Vietnam or Thailand ? Vote for the TOP Country of the Week !

Bijgewerkt: 9 juli 2025


Den 22ste Mei ontmoetten drie karavanen die van Thani, die van Hamed, een Arabier, die een paar dagen te voren was aangekomen, en de mijne elkander te Koenyo, een station, ruim drie-en-een-half uur van Mpoeapoea verwijderd. Een voorsprong van den berg beschermt het dorp tegen de hevige rukwinden, die uit de naburige kloven en bergpassen schieten; maar het water is hier afschuwelijk.

Twee slaven van Thani, slim en welbespraakt en daarbij goed bekend met de hoofden en met de gewoonten des lands, gingen van onzentwege den sultan vier-en-twintig el van verschillende stof aanbieden. Dit geschenk werd onvoldoende geoordeeld, en ondanks de welsprekendheid onzer gezanten, niet eenmaal aangenomen. De sultan verlangde meer.

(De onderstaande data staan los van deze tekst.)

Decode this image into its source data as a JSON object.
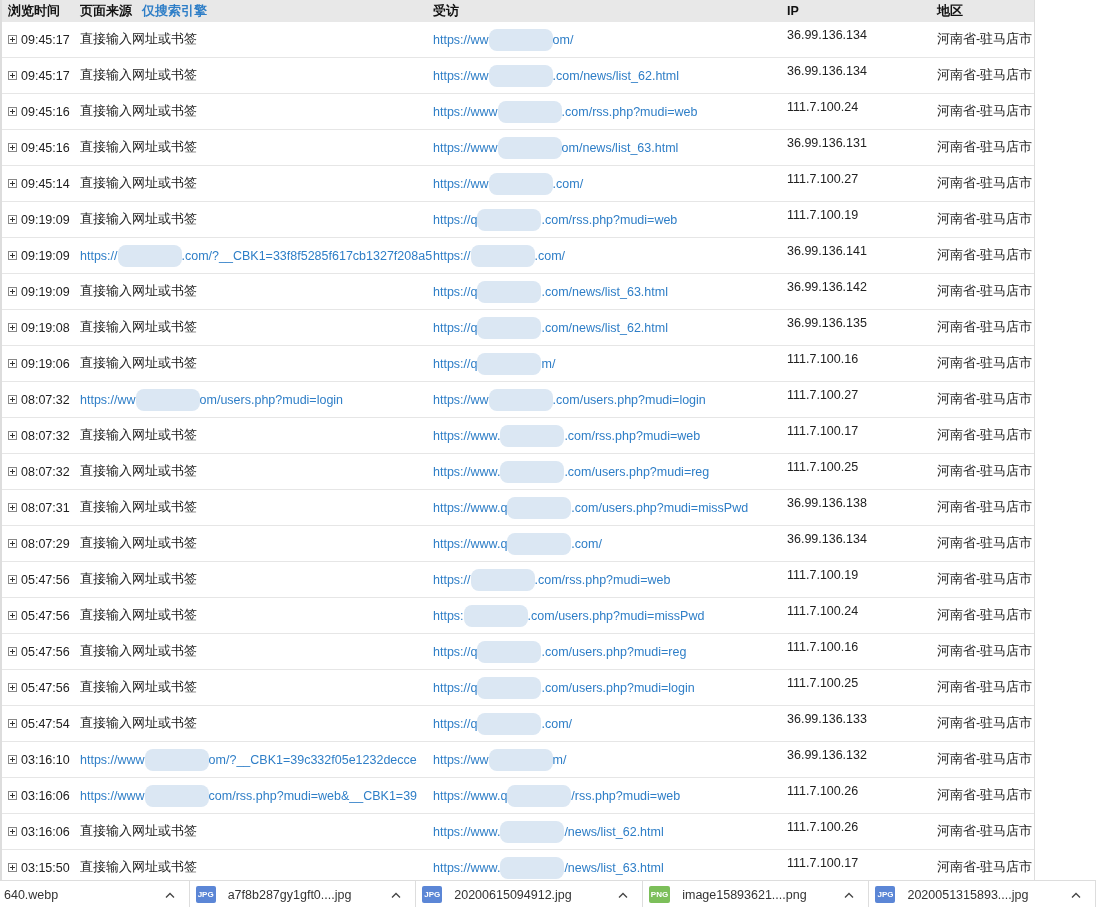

Te Oenyambogi aangekomen, gingen wij op den grond liggen, en weldra waren allen in diepen slaap gedompeld. Toen ik ontwaakte was het helder dag; de zon scheen mij in de oogen. Hamed was twee uren geleden vertrokken; hij had Thani willen medenemen, die evenwel geweigerd en hem zijn onverstand verweten had. Op het volgende station vonden wij hem weder driftiger en onrustiger dan ooit.

Ik wilde eerst weigeren, maar Thani bracht mij tot andere gedachten. "Ik moet toegeven," zoo sprak hij, "anders zal de oorlog uitbarsten, uwe pagazis zullen wegloopen, en u en uwe bagage in de macht laten der Vouagogo. Geloof mij: laat ons den sultan niet verbitteren." De slaven vertrokken weder, en namen honderd-twintig el mede.

Toch verliet hij ons eenige dagen later, toen wij te Koesoeri, aan de grenzen van Magoenda-Mkali, waren gekomen. Daar moest ik ook Thani achterlaten, wiens dragers voor het meerendeel door de pokken waren aangetast. Na een tocht van enkele dagen bereikten wij Koeïkoeroe, ongeveer twee mijlen ten zuiden van Tabora, de hoofdplaats der arabische nederzettingen.

Onze weg liep in noordwestelijke richting en voerde ons naar de khambi van Mpoepoea, waar wij den sheik Thani aantroffen, dien braven Arabier, wiens tusschenkomst bij de dochter van Kisabengo ons zoo nuttig was geweest. Hij had zijne tent opgeslagen onder een reusachtigen, wilden vijgeboom, en onthaalde zich sedert twee dagen op schapen- en ossenvleesch en melkspijs.

De twee Arabieren, Thani en sheik Hamed, waren nog altijd bij ons; die titel van sheik wordt hier beleefdheidshalve aan iederen Arabier van middelbaren leeftijd en van zekeren stand gegeven.

Zij had hare bedreiging ook uitgevoerd; en sedert zestien uren waren mijne drie soldaten op de markt geboeid ten toon gesteld, ten spot der menigte, toen een Arabier, dien ik te Kingaroe ontmoet had, de sheik Thani, hen gelukkig herkende.